Meteen dacht ik: “Dat is niks voor mij, ook al is dat maar een paar kilometer van ons vandaan.” Met een gebroken rug is boomklauteren namelijk niet echt een optie, en eigenlijk heb ik dat nooit echt graag meer gedaan sinds ik een jaar of achttien ben. Maar… toen dacht ik dat mijn team aapjes dat wellicht wel leuk ging vinden. Toch voor zover pubers zoiets leuk vinden als je hen in de vakantie van hun computerschermen wegrukt.
Met een lichte druk kreeg ik hen toch mee de auto en de boom in. Mijn moederhart was er bij momenten niet helemaal gerust in, maar hey, op hun leeftijd deed ik net hetzelfde. Wolf en Kobe maakten er een race van, Merel stond erbij, keek ernaar, en klom soms toch ook al tot op behoorlijke hoogte.
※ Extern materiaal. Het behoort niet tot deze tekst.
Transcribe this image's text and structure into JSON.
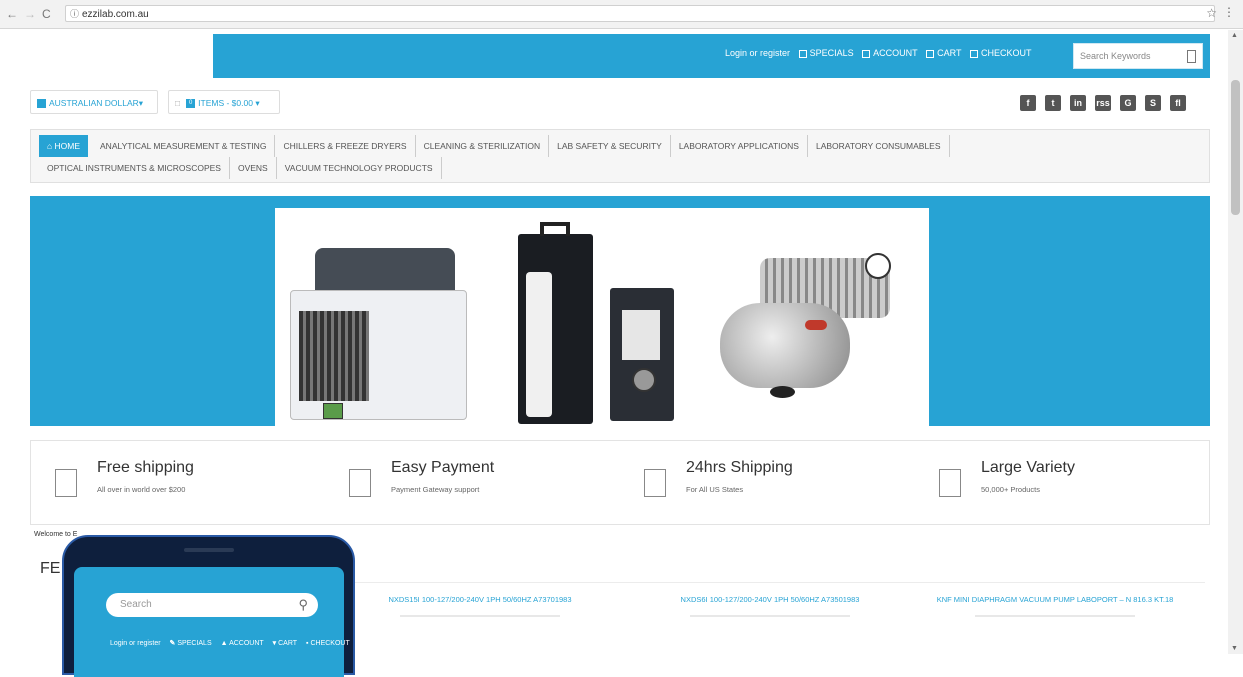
{
  "browser": {
    "url": "ezzilab.com.au",
    "back_icon": "back-arrow-icon",
    "star_icon": "star-icon"
  },
  "header": {
    "login": "Login or register",
    "links": [
      "SPECIALS",
      "ACCOUNT",
      "CART",
      "CHECKOUT"
    ],
    "search_placeholder": "Search Keywords"
  },
  "subbar": {
    "currency": "AUSTRALIAN DOLLAR",
    "cart_count": "0",
    "cart_text": "ITEMS - $0.00",
    "social": [
      "f",
      "t",
      "in",
      "rss",
      "G",
      "S",
      "fl"
    ]
  },
  "nav": {
    "row1": [
      "HOME",
      "ANALYTICAL MEASUREMENT & TESTING",
      "CHILLERS & FREEZE DRYERS",
      "CLEANING & STERILIZATION",
      "LAB SAFETY & SECURITY",
      "LABORATORY APPLICATIONS",
      "LABORATORY CONSUMABLES"
    ],
    "row2": [
      "OPTICAL INSTRUMENTS & MICROSCOPES",
      "OVENS",
      "VACUUM TECHNOLOGY PRODUCTS"
    ]
  },
  "features": [
    {
      "title": "Free shipping",
      "sub": "All over in world over $200"
    },
    {
      "title": "Easy Payment",
      "sub": "Payment Gateway support"
    },
    {
      "title": "24hrs Shipping",
      "sub": "For All US States"
    },
    {
      "title": "Large Variety",
      "sub": "50,000+ Products"
    }
  ],
  "welcome": "Welcome to E",
  "section_title": "FE",
  "products": [
    {
      "name": "NXDS15I 100-127/200-240V 1PH 50/60HZ A73701983"
    },
    {
      "name": "NXDS6I 100-127/200-240V 1PH 50/60HZ A73501983"
    },
    {
      "name": "KNF MINI DIAPHRAGM VACUUM PUMP LABOPORT – N 816.3 KT.18"
    }
  ],
  "phone": {
    "search_placeholder": "Search",
    "login": "Login or register",
    "links": [
      "SPECIALS",
      "ACCOUNT",
      "CART",
      "CHECKOUT"
    ]
  },
  "colors": {
    "accent": "#27a3d4"
  }
}
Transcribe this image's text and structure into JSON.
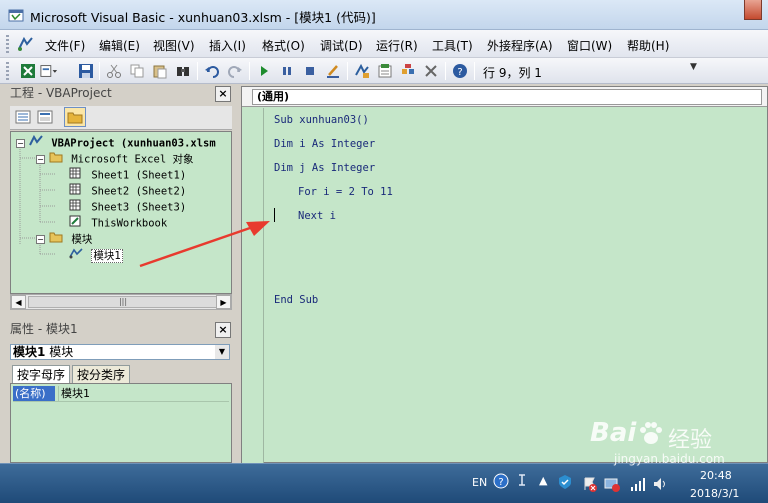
{
  "window": {
    "title": "Microsoft Visual Basic - xunhuan03.xlsm - [模块1 (代码)]"
  },
  "menu": [
    "文件(F)",
    "编辑(E)",
    "视图(V)",
    "插入(I)",
    "格式(O)",
    "调试(D)",
    "运行(R)",
    "工具(T)",
    "外接程序(A)",
    "窗口(W)",
    "帮助(H)"
  ],
  "toolbar": {
    "icons": [
      "excel-icon",
      "insert-dropdown-icon",
      "save-icon",
      "cut-icon",
      "copy-icon",
      "paste-icon",
      "find-icon",
      "undo-icon",
      "redo-icon",
      "run-icon",
      "break-icon",
      "reset-icon",
      "design-mode-icon",
      "project-explorer-icon",
      "properties-icon",
      "object-browser-icon",
      "toolbox-icon",
      "help-icon"
    ],
    "cursor_position": "行 9，列 1"
  },
  "project_pane": {
    "title": "工程 - VBAProject",
    "close": "×",
    "tree": [
      {
        "label": "VBAProject (xunhuan03.xlsm",
        "level": 0,
        "expander": "−",
        "icon": "vba-project-icon",
        "bold": true
      },
      {
        "label": "Microsoft Excel 对象",
        "level": 1,
        "expander": "−",
        "icon": "folder-open-icon"
      },
      {
        "label": "Sheet1 (Sheet1)",
        "level": 2,
        "icon": "sheet-icon"
      },
      {
        "label": "Sheet2 (Sheet2)",
        "level": 2,
        "icon": "sheet-icon"
      },
      {
        "label": "Sheet3 (Sheet3)",
        "level": 2,
        "icon": "sheet-icon"
      },
      {
        "label": "ThisWorkbook",
        "level": 2,
        "icon": "workbook-icon"
      },
      {
        "label": "模块",
        "level": 1,
        "expander": "−",
        "icon": "folder-open-icon"
      },
      {
        "label": "模块1",
        "level": 2,
        "icon": "module-icon",
        "selected": true
      }
    ],
    "scroll_thumb": "|||"
  },
  "properties_pane": {
    "title": "属性 - 模块1",
    "close": "×",
    "object_select": {
      "name": "模块1",
      "type": "模块"
    },
    "tabs": [
      "按字母序",
      "按分类序"
    ],
    "rows": [
      {
        "name": "(名称)",
        "value": "模块1"
      }
    ]
  },
  "code_window": {
    "object_combo": "(通用)",
    "lines": [
      {
        "text": "Sub xunhuan03()",
        "indent": 0,
        "row": 0
      },
      {
        "text": "Dim i As Integer",
        "indent": 0,
        "row": 2
      },
      {
        "text": "Dim j As Integer",
        "indent": 0,
        "row": 4
      },
      {
        "text": "For i = 2 To 11",
        "indent": 1,
        "row": 6
      },
      {
        "text": "Next i",
        "indent": 1,
        "row": 8
      },
      {
        "text": "End Sub",
        "indent": 0,
        "row": 15
      }
    ]
  },
  "taskbar": {
    "lang": "EN",
    "time": "20:48",
    "date": "2018/3/1"
  },
  "watermark": {
    "brand_a": "Bai",
    "brand_b": "经验",
    "url": "jingyan.baidu.com"
  },
  "colors": {
    "code_background": "#c5e6c9",
    "code_text": "#1a2a7a",
    "annotation_arrow": "#e83a2e"
  }
}
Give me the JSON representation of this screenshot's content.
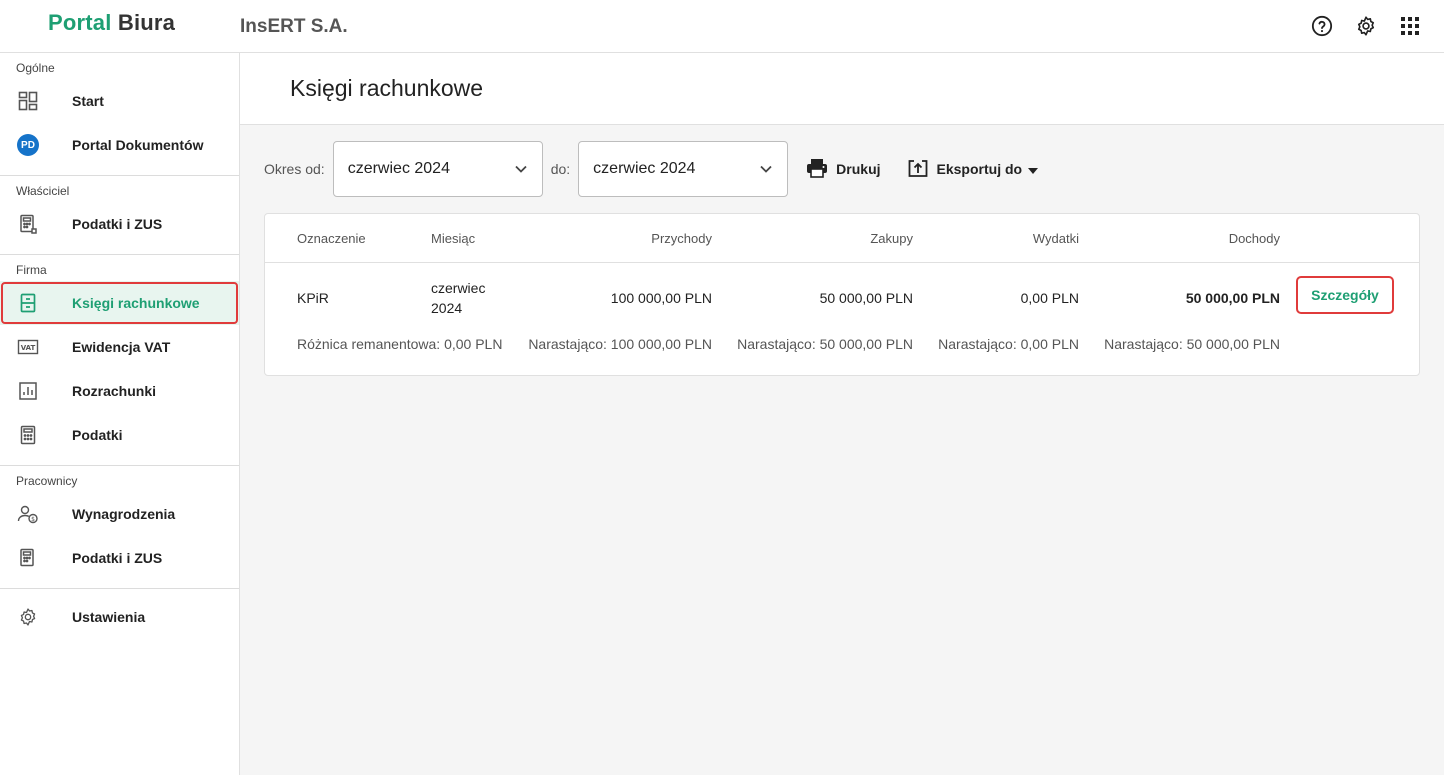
{
  "header": {
    "logo_part1": "Portal",
    "logo_part2": "Biura",
    "company": "InsERT S.A.",
    "icons": [
      "help-icon",
      "settings-icon",
      "apps-grid-icon"
    ]
  },
  "sidebar": {
    "sections": [
      {
        "title": "Ogólne",
        "items": [
          {
            "label": "Start",
            "icon": "dashboard-icon"
          },
          {
            "label": "Portal Dokumentów",
            "icon": "pd-badge",
            "badge": "PD"
          }
        ]
      },
      {
        "title": "Właściciel",
        "items": [
          {
            "label": "Podatki i ZUS",
            "icon": "calculator-icon"
          }
        ]
      },
      {
        "title": "Firma",
        "items": [
          {
            "label": "Księgi rachunkowe",
            "icon": "ledger-icon",
            "active": true
          },
          {
            "label": "Ewidencja VAT",
            "icon": "vat-icon"
          },
          {
            "label": "Rozrachunki",
            "icon": "chart-icon"
          },
          {
            "label": "Podatki",
            "icon": "calculator-icon"
          }
        ]
      },
      {
        "title": "Pracownicy",
        "items": [
          {
            "label": "Wynagrodzenia",
            "icon": "salary-icon"
          },
          {
            "label": "Podatki i ZUS",
            "icon": "calculator-icon"
          }
        ]
      },
      {
        "title": "",
        "items": [
          {
            "label": "Ustawienia",
            "icon": "gear-icon"
          }
        ]
      }
    ]
  },
  "main": {
    "title": "Księgi rachunkowe",
    "filters": {
      "from_label": "Okres od:",
      "from_value": "czerwiec 2024",
      "to_label": "do:",
      "to_value": "czerwiec 2024",
      "print_label": "Drukuj",
      "export_label": "Eksportuj do"
    },
    "table": {
      "headers": [
        "Oznaczenie",
        "Miesiąc",
        "Przychody",
        "Zakupy",
        "Wydatki",
        "Dochody"
      ],
      "row": {
        "oznaczenie": "KPiR",
        "miesiac_line1": "czerwiec",
        "miesiac_line2": "2024",
        "przychody": "100 000,00 PLN",
        "zakupy": "50 000,00 PLN",
        "wydatki": "0,00 PLN",
        "dochody": "50 000,00 PLN",
        "details_label": "Szczegóły",
        "sub_roznica": "Różnica remanentowa: 0,00 PLN",
        "sub_przychody": "Narastająco: 100 000,00 PLN",
        "sub_zakupy": "Narastająco: 50 000,00 PLN",
        "sub_wydatki": "Narastająco: 0,00 PLN",
        "sub_dochody": "Narastająco: 50 000,00 PLN"
      }
    }
  },
  "colors": {
    "brand": "#1e9f73",
    "highlight": "#e03b3b",
    "pd_badge": "#1573c9"
  }
}
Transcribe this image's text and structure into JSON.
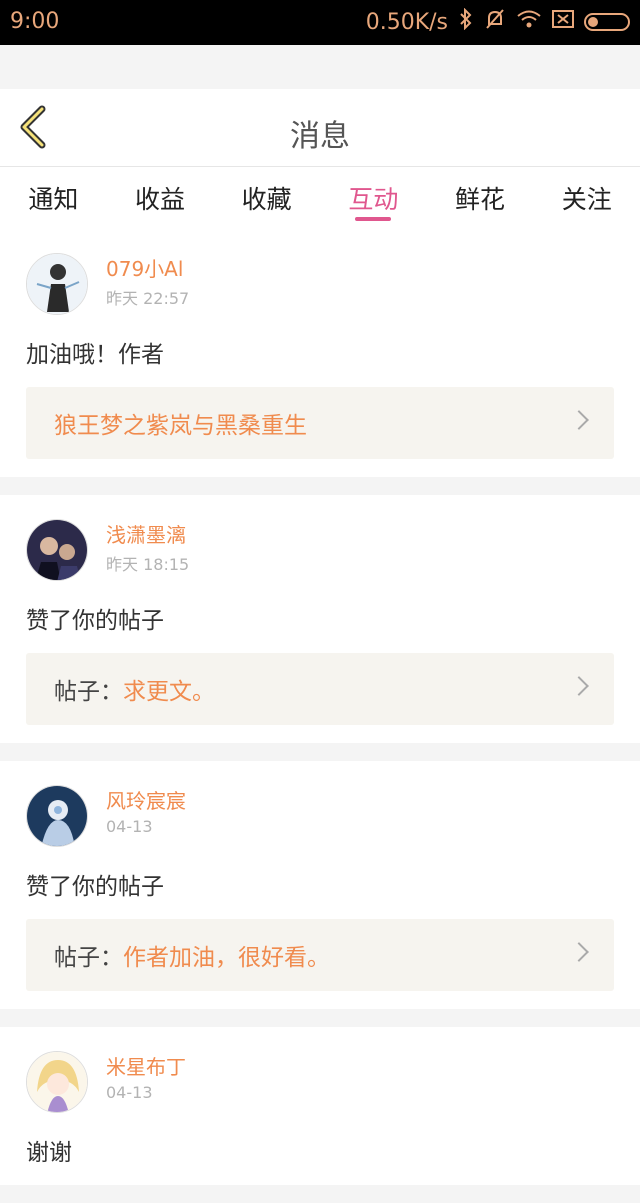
{
  "status_bar": {
    "time": "9:00",
    "net_speed": "0.50K/s",
    "icons": [
      "bluetooth-icon",
      "mute-icon",
      "wifi-icon",
      "sim-icon",
      "battery-icon"
    ]
  },
  "header": {
    "title": "消息",
    "back_icon": "chevron-left-icon"
  },
  "tabs": [
    {
      "label": "通知",
      "active": false
    },
    {
      "label": "收益",
      "active": false
    },
    {
      "label": "收藏",
      "active": false
    },
    {
      "label": "互动",
      "active": true
    },
    {
      "label": "鲜花",
      "active": false
    },
    {
      "label": "关注",
      "active": false
    }
  ],
  "colors": {
    "accent_pink": "#e0578e",
    "accent_orange": "#f08b4e",
    "ref_bg": "#f6f4ef"
  },
  "messages": [
    {
      "user": "079小Al",
      "time": "昨天 22:57",
      "content": "加油哦！作者",
      "ref_prefix": "",
      "ref_text": "狼王梦之紫岚与黑桑重生"
    },
    {
      "user": "浅潇墨漓",
      "time": "昨天 18:15",
      "content": "赞了你的帖子",
      "ref_prefix": "帖子：",
      "ref_text": "求更文。"
    },
    {
      "user": "风玲宸宸",
      "time": "04-13",
      "content": "赞了你的帖子",
      "ref_prefix": "帖子：",
      "ref_text": "作者加油，很好看。"
    },
    {
      "user": "米星布丁",
      "time": "04-13",
      "content": "谢谢",
      "ref_prefix": "",
      "ref_text": ""
    }
  ]
}
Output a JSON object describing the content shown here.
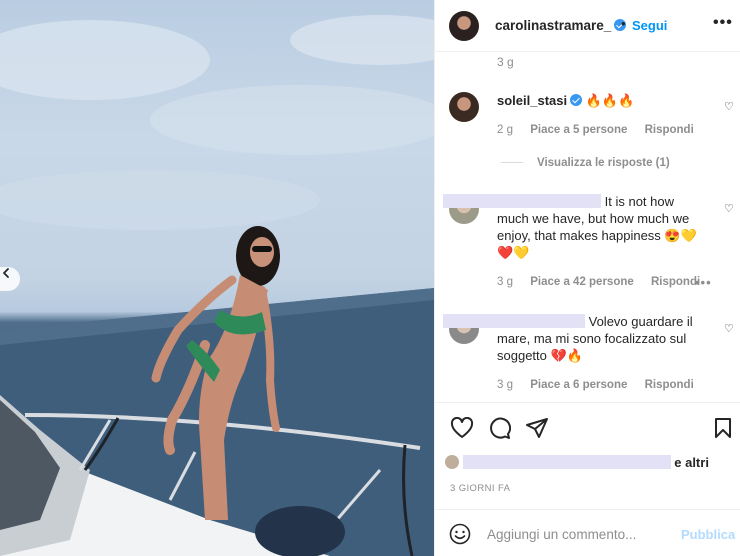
{
  "post": {
    "author": "carolinastramare_",
    "dot": "•",
    "follow_label": "Segui",
    "more_label": "•••"
  },
  "comments": {
    "top_time": "3 g",
    "items": [
      {
        "user": "soleil_stasi",
        "text": "🔥🔥🔥",
        "time": "2 g",
        "likes": "Piace a 5 persone",
        "reply_label": "Rispondi",
        "view_replies": "Visualizza le risposte (1)"
      },
      {
        "user": "",
        "text_line1": "It is not how",
        "text_rest": "much we have, but how much we enjoy, that makes happiness 😍💛 ❤️💛",
        "time": "3 g",
        "likes": "Piace a 42 persone",
        "reply_label": "Rispondi",
        "more_label": "•••"
      },
      {
        "user": "",
        "text_line1": "Volevo guardare il",
        "text_rest": "mare, ma mi sono focalizzato sul soggetto 💔🔥",
        "time": "3 g",
        "likes": "Piace a 6 persone",
        "reply_label": "Rispondi"
      }
    ]
  },
  "likes_suffix": "e altri",
  "date": "3 GIORNI FA",
  "add_comment": {
    "placeholder": "Aggiungi un commento...",
    "publish_label": "Pubblica"
  },
  "colors": {
    "accent": "#0095f6",
    "muted": "#8e8e8e",
    "redaction": "#e3e1f6"
  },
  "icons": [
    "chevron-left-icon",
    "verified-badge-icon",
    "heart-icon",
    "comment-icon",
    "share-icon",
    "bookmark-icon",
    "emoji-icon",
    "more-icon"
  ]
}
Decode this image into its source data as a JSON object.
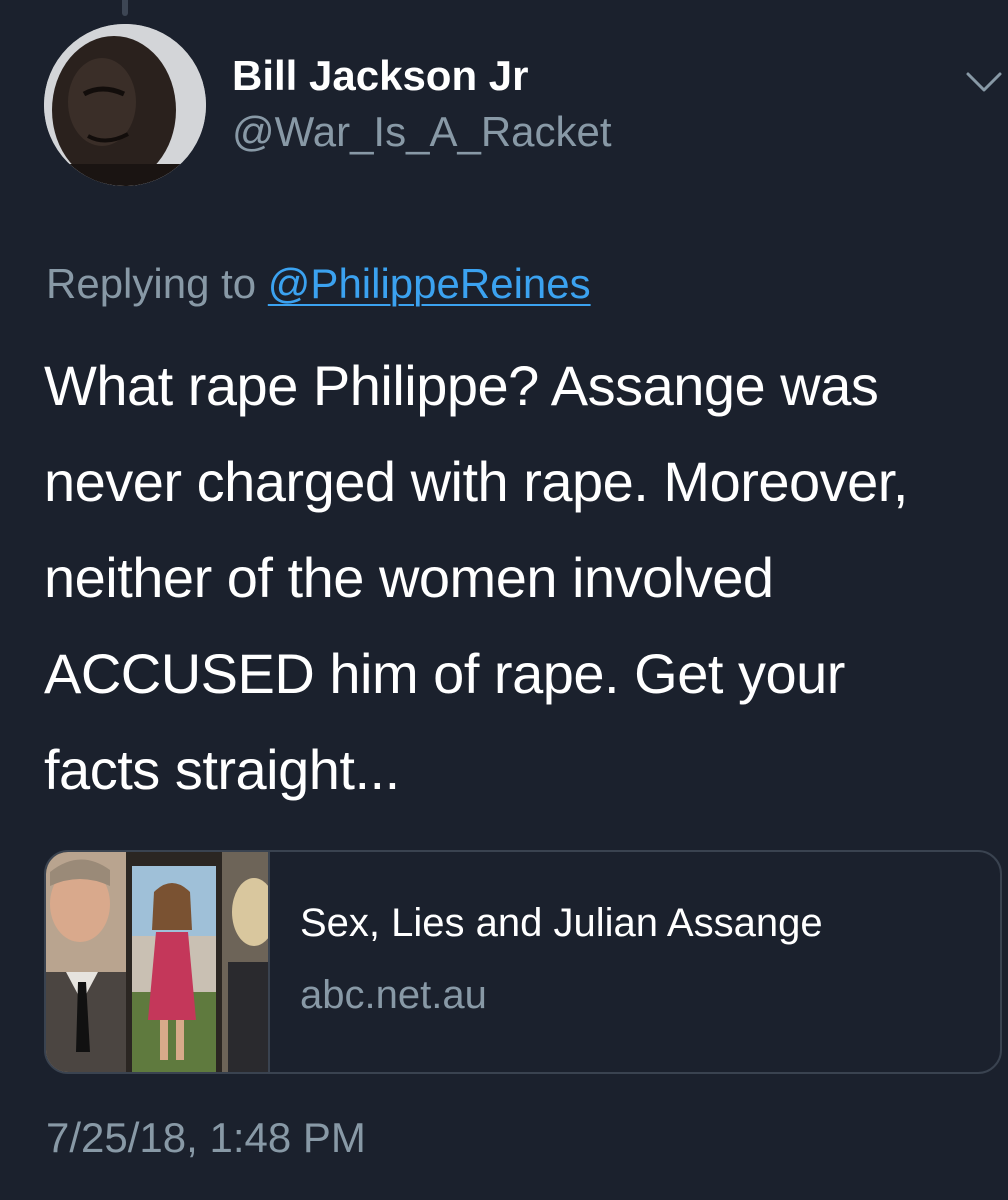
{
  "tweet": {
    "author": {
      "display_name": "Bill Jackson Jr",
      "handle": "@War_Is_A_Racket",
      "avatar_icon": "avatar-photo"
    },
    "menu_icon": "chevron-down-icon",
    "reply": {
      "prefix": "Replying to ",
      "mention": "@PhilippeReines"
    },
    "text_lines": [
      "What rape Philippe? Assange was",
      "never charged with rape. Moreover,",
      "neither of the women involved",
      "ACCUSED him of rape. Get your",
      "facts straight..."
    ],
    "link_card": {
      "title": "Sex, Lies and Julian Assange",
      "domain": "abc.net.au",
      "thumbnail_icon": "link-thumbnail-photo"
    },
    "timestamp": "7/25/18, 1:48 PM"
  },
  "colors": {
    "background": "#1b212d",
    "text_primary": "#ffffff",
    "text_secondary": "#8899a6",
    "link": "#3ba2f0",
    "border": "#3a4350"
  }
}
Het was misschien frisjes, maar eigenlijk deed het ook gewoon deugd.
De laatste cache was dan weer eentje waar we laarzen voor nodig hadden: een duiker onder de weg. Kobe trok de laarzen aan en ging de buis in, maar keerde vrij snel terug: hij was er niet gerust in, een beetje claustrofobie en gewoon, jah, griezelig. De laarzen werden doorgegeven aan Wolf en die kroop op zijn beurt de pijp in. Kobe moet zo goed als aan de cache gestaan hebben, wellicht. Wolf vond hem vlotjes, was erover verwonderd dat die pijp eigenlijk zo proper was, en logde de cache.
Op een uurtje waren we terug, lekker uitgewaaid, verfrist, en vijf avontuurlijke caches rijker. Dik in orde.